The nation would grind to a halt and be unable to function without its transit agencies. TransitCenter estimates that 2.8 million essential workers — such as hospital, health-care, emergency, sanitation, and postal workers, and those who staff grocery and convenience stores — ride transit to their jobs; such workers comprise 36 percent of the 7.6 million Americans who use transit to get to work, according to numbers from the U.S. Census Bureau’s 2018 American Community Survey.
In New York City — now the epicenter of the pandemic — 850,000 essential workers ride transit, including 100,000 hospital workers and some 150,000 other health-care professionals, the center says.
The steep ridership drops have prompted transit agencies around the country — from San Francisco’s Bay Area Rapid Transit to the Washington, D.C., area Metro — to cut back service. Even the MTA, a notable hold-out, announced service cutbacks on subway, bus, and commuter rail service this week, after weeks of declining ridership.
Amtrak, the country’s intercity rail service which after years of financial trouble had been approaching profitability, has seen its ridership drop 92 percent, the Wall Street Journal reported.
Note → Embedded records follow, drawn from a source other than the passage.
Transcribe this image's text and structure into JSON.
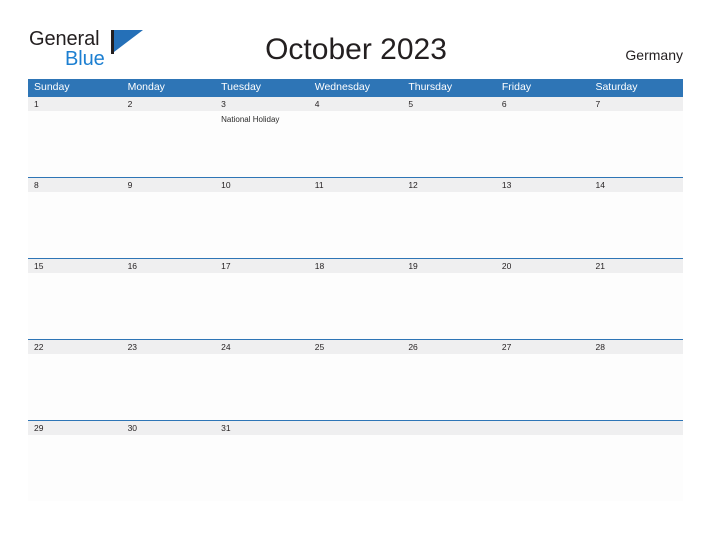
{
  "brand": {
    "name_part1": "General",
    "name_part2": "Blue",
    "mark_icon": "flag-triangle-icon",
    "color_primary": "#2570b8",
    "color_text": "#231f20"
  },
  "header": {
    "title": "October 2023",
    "country": "Germany"
  },
  "calendar": {
    "header_bg": "#2e75b6",
    "date_band_bg": "#efeff0",
    "grid_line_color": "#2e75b6",
    "day_names": [
      "Sunday",
      "Monday",
      "Tuesday",
      "Wednesday",
      "Thursday",
      "Friday",
      "Saturday"
    ],
    "weeks": [
      {
        "days": [
          {
            "date": "1",
            "event": ""
          },
          {
            "date": "2",
            "event": ""
          },
          {
            "date": "3",
            "event": "National Holiday"
          },
          {
            "date": "4",
            "event": ""
          },
          {
            "date": "5",
            "event": ""
          },
          {
            "date": "6",
            "event": ""
          },
          {
            "date": "7",
            "event": ""
          }
        ]
      },
      {
        "days": [
          {
            "date": "8",
            "event": ""
          },
          {
            "date": "9",
            "event": ""
          },
          {
            "date": "10",
            "event": ""
          },
          {
            "date": "11",
            "event": ""
          },
          {
            "date": "12",
            "event": ""
          },
          {
            "date": "13",
            "event": ""
          },
          {
            "date": "14",
            "event": ""
          }
        ]
      },
      {
        "days": [
          {
            "date": "15",
            "event": ""
          },
          {
            "date": "16",
            "event": ""
          },
          {
            "date": "17",
            "event": ""
          },
          {
            "date": "18",
            "event": ""
          },
          {
            "date": "19",
            "event": ""
          },
          {
            "date": "20",
            "event": ""
          },
          {
            "date": "21",
            "event": ""
          }
        ]
      },
      {
        "days": [
          {
            "date": "22",
            "event": ""
          },
          {
            "date": "23",
            "event": ""
          },
          {
            "date": "24",
            "event": ""
          },
          {
            "date": "25",
            "event": ""
          },
          {
            "date": "26",
            "event": ""
          },
          {
            "date": "27",
            "event": ""
          },
          {
            "date": "28",
            "event": ""
          }
        ]
      },
      {
        "days": [
          {
            "date": "29",
            "event": ""
          },
          {
            "date": "30",
            "event": ""
          },
          {
            "date": "31",
            "event": ""
          },
          {
            "date": "",
            "event": ""
          },
          {
            "date": "",
            "event": ""
          },
          {
            "date": "",
            "event": ""
          },
          {
            "date": "",
            "event": ""
          }
        ]
      }
    ]
  }
}
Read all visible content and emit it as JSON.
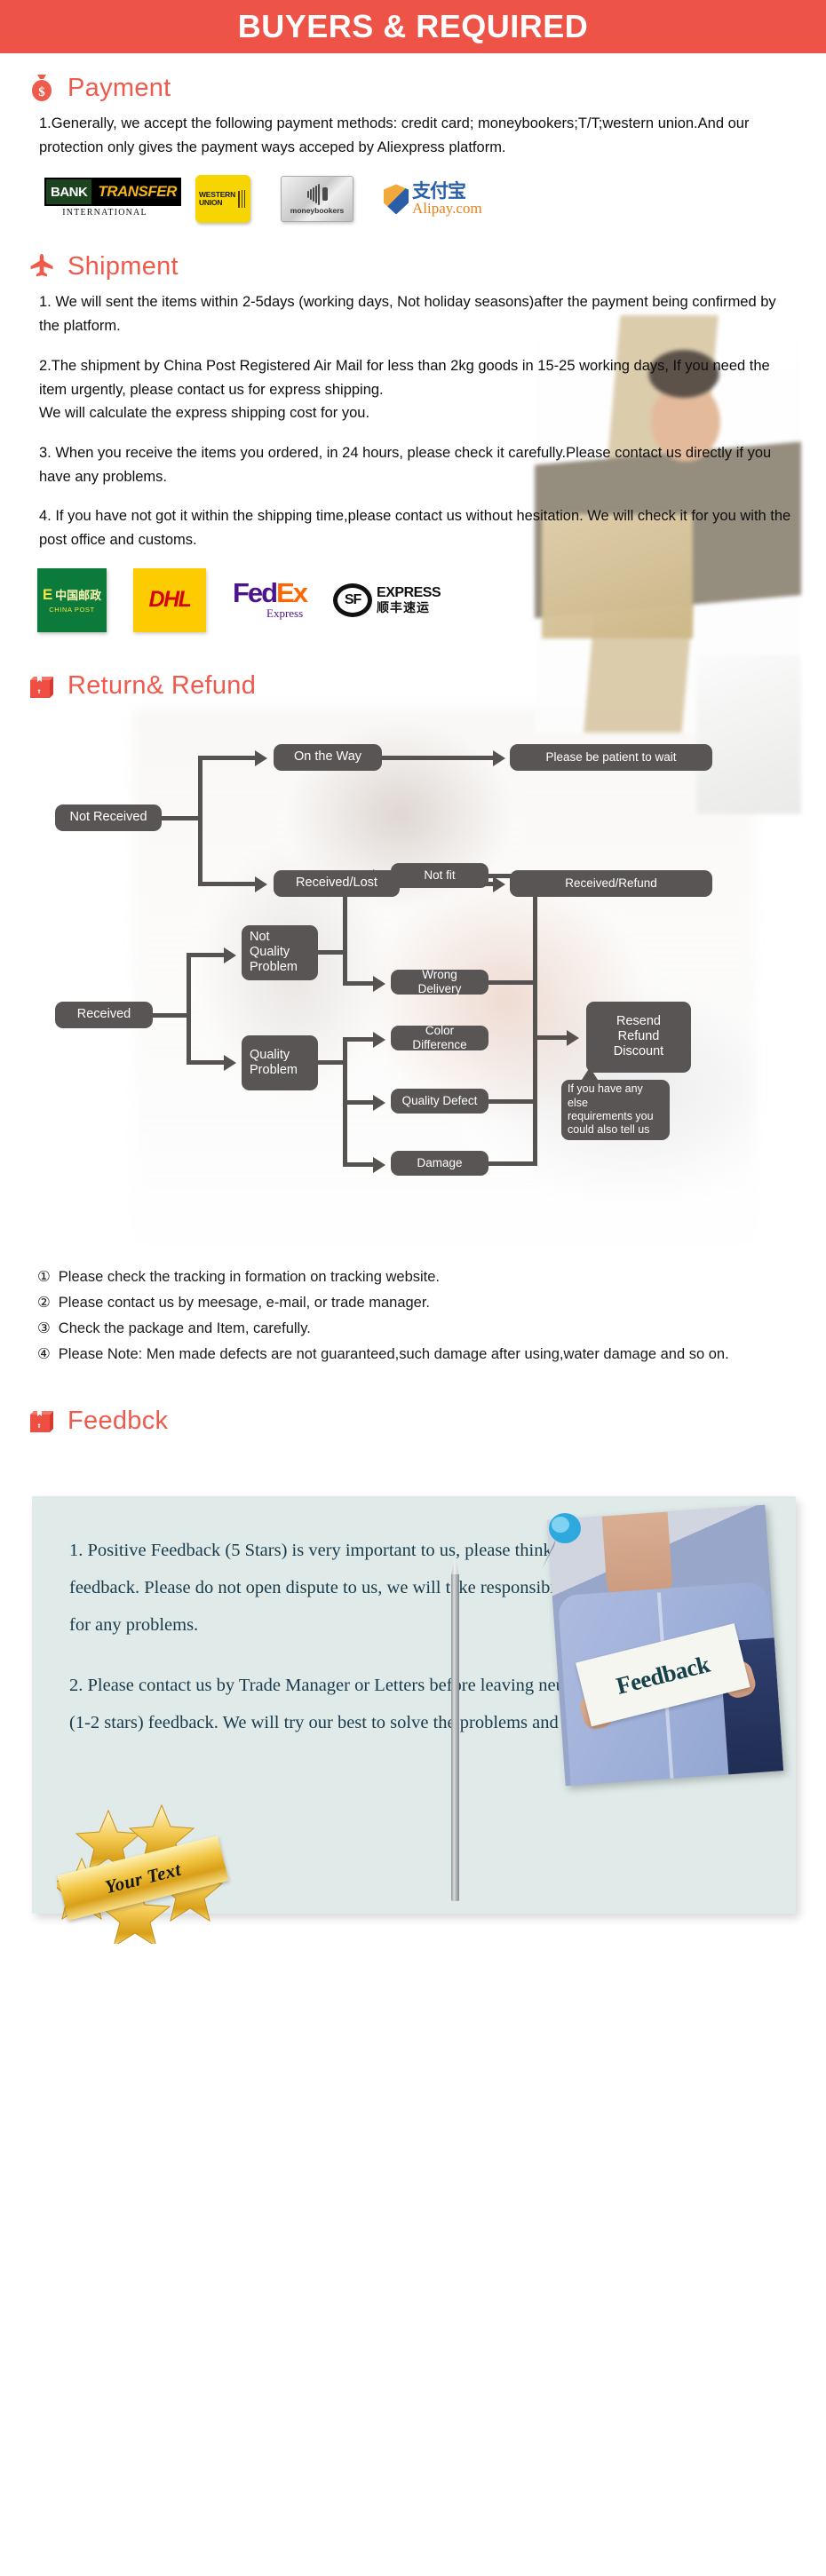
{
  "banner": {
    "title": "BUYERS & REQUIRED",
    "bg_color": "#ee5347",
    "text_color": "#ffffff"
  },
  "accent_color": "#ee5a4c",
  "sections": {
    "payment": {
      "icon": "money-bag-icon",
      "heading": "Payment",
      "paragraphs": [
        "1.Generally, we accept the following payment methods: credit card; moneybookers;T/T;western union.And our protection only gives the payment ways acceped by Aliexpress platform."
      ],
      "logos": [
        {
          "name": "bank-transfer-logo",
          "line1": "BANK",
          "line2": "TRANSFER",
          "line3": "INTERNATIONAL"
        },
        {
          "name": "western-union-logo",
          "line1": "WESTERN",
          "line2": "UNION"
        },
        {
          "name": "moneybookers-logo",
          "line1": "moneybookers"
        },
        {
          "name": "alipay-logo",
          "line1": "支付宝",
          "line2": "Alipay.com"
        }
      ]
    },
    "shipment": {
      "icon": "airplane-icon",
      "heading": "Shipment",
      "paragraphs": [
        "1. We will sent the items within 2-5days (working days, Not holiday seasons)after the payment being confirmed by the platform.",
        "2.The shipment by China Post Registered Air Mail for less than  2kg goods in 15-25 working days, If  you need the item urgently, please contact us for express shipping.",
        "We will calculate the express shipping cost for you.",
        "3. When you receive the items you ordered, in 24 hours, please check  it carefully.Please contact us directly if you have any problems.",
        "4. If you have not got it within the shipping time,please contact us without hesitation. We will check it for you with the post office and customs."
      ],
      "logos": [
        {
          "name": "china-post-logo",
          "line1": "中国邮政",
          "line2": "CHINA POST"
        },
        {
          "name": "dhl-logo",
          "line1": "DHL"
        },
        {
          "name": "fedex-logo",
          "line1": "Fed",
          "line2": "Ex",
          "line3": "Express"
        },
        {
          "name": "sf-express-logo",
          "line1": "SF",
          "line2": "EXPRESS",
          "line3": "顺丰速运"
        }
      ]
    },
    "return_refund": {
      "icon": "open-box-icon",
      "heading": "Return& Refund",
      "flow_nodes": [
        {
          "id": "not-received",
          "label": "Not Received"
        },
        {
          "id": "on-the-way",
          "label": "On the Way"
        },
        {
          "id": "please-be-patient",
          "label": "Please be patient to wait"
        },
        {
          "id": "received-lost",
          "label": "Received/Lost"
        },
        {
          "id": "received-refund",
          "label": "Received/Refund"
        },
        {
          "id": "received",
          "label": "Received"
        },
        {
          "id": "not-quality-problem",
          "label": "Not\nQuality\nProblem"
        },
        {
          "id": "quality-problem",
          "label": "Quality\nProblem"
        },
        {
          "id": "not-fit",
          "label": "Not fit"
        },
        {
          "id": "wrong-delivery",
          "label": "Wrong Delivery"
        },
        {
          "id": "color-difference",
          "label": "Color Difference"
        },
        {
          "id": "quality-defect",
          "label": "Quality Defect"
        },
        {
          "id": "damage",
          "label": "Damage"
        },
        {
          "id": "resend-refund-discount",
          "label": "Resend\nRefund\nDiscount"
        },
        {
          "id": "else-requirements",
          "label": "If you have any else\nrequirements you\ncould also tell us"
        }
      ],
      "notes": [
        {
          "marker": "①",
          "text": "Please check the tracking in formation on tracking website."
        },
        {
          "marker": "②",
          "text": "Please contact us by meesage, e-mail, or trade manager."
        },
        {
          "marker": "③",
          "text": "Check the package and Item, carefully."
        },
        {
          "marker": "④",
          "text": "Please Note: Men made defects  are not guaranteed,such damage after using,water damage and so on."
        }
      ]
    },
    "feedback": {
      "icon": "open-box-icon",
      "heading": "Feedbck",
      "photo_caption": "Feedback",
      "panel_bg_color": "#dfeae9",
      "paragraphs": [
        "1. Positive Feedback (5 Stars) is very important to us, please think twice before leaving feedback. Please do not open dispute to us,   we will take responsibility to resend or refund for any problems.",
        "2. Please contact us by Trade Manager or Letters before leaving neutral(3 stars) or negative (1-2 stars) feedback. We will try our best to solve the problems and please trust us"
      ],
      "badge_text": "Your Text"
    }
  }
}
Amtrak was likely to get a little more than $1 billion in the emergency-aid package.
Beyond the shortcoming for transit, the Senate stimulus package is a disaster for New York State, said Gov. Andrew Cuomo, who has emerged as a leader on the national stage during the crisis. He said New York had been promised $17 billion in an earlier House bill — which would have covered the state’s estimated $15-billion budget hole — but the Senate bill would only send $3.8 billion to New York State.
“It would really be terrible for the state of New York,” Gov. Cuomo said during a morning news conference in Albany. “That is a drop in the bucket as to need.”
Later, Cuomo spokeswoman Dani Lever offered specifics, with a lower estimate:
“Based on initial reports, New York State government gets approximately $3.1 billion. As a percent of our total state budget — 1.9 percent — it is the second lowest amount in the nation. Literally 48 states get a higher percentage in funding than New York State. For example, South Dakota gets 17.9 percent.
“This is despite the fact that New York State is incurring the greatest costs as we have the highest number of cases in the country. New York State has 30 times the number of cases as Texas’s 1,031,” she added. “The gross political manipulation is obvious. For example, Wyoming, which only has 40 confirmed COVID-19 cases, is getting 17.1 percent of their budget as a payment from the federal government.
“Compounding this inequity is the fact that New York State contributes more to the federal government than any other state in the nation. It is just another case of politics over sound policy.”
The Senate will likely vote on the package today but the House will probably not take it up until tomorrow, according to news reports.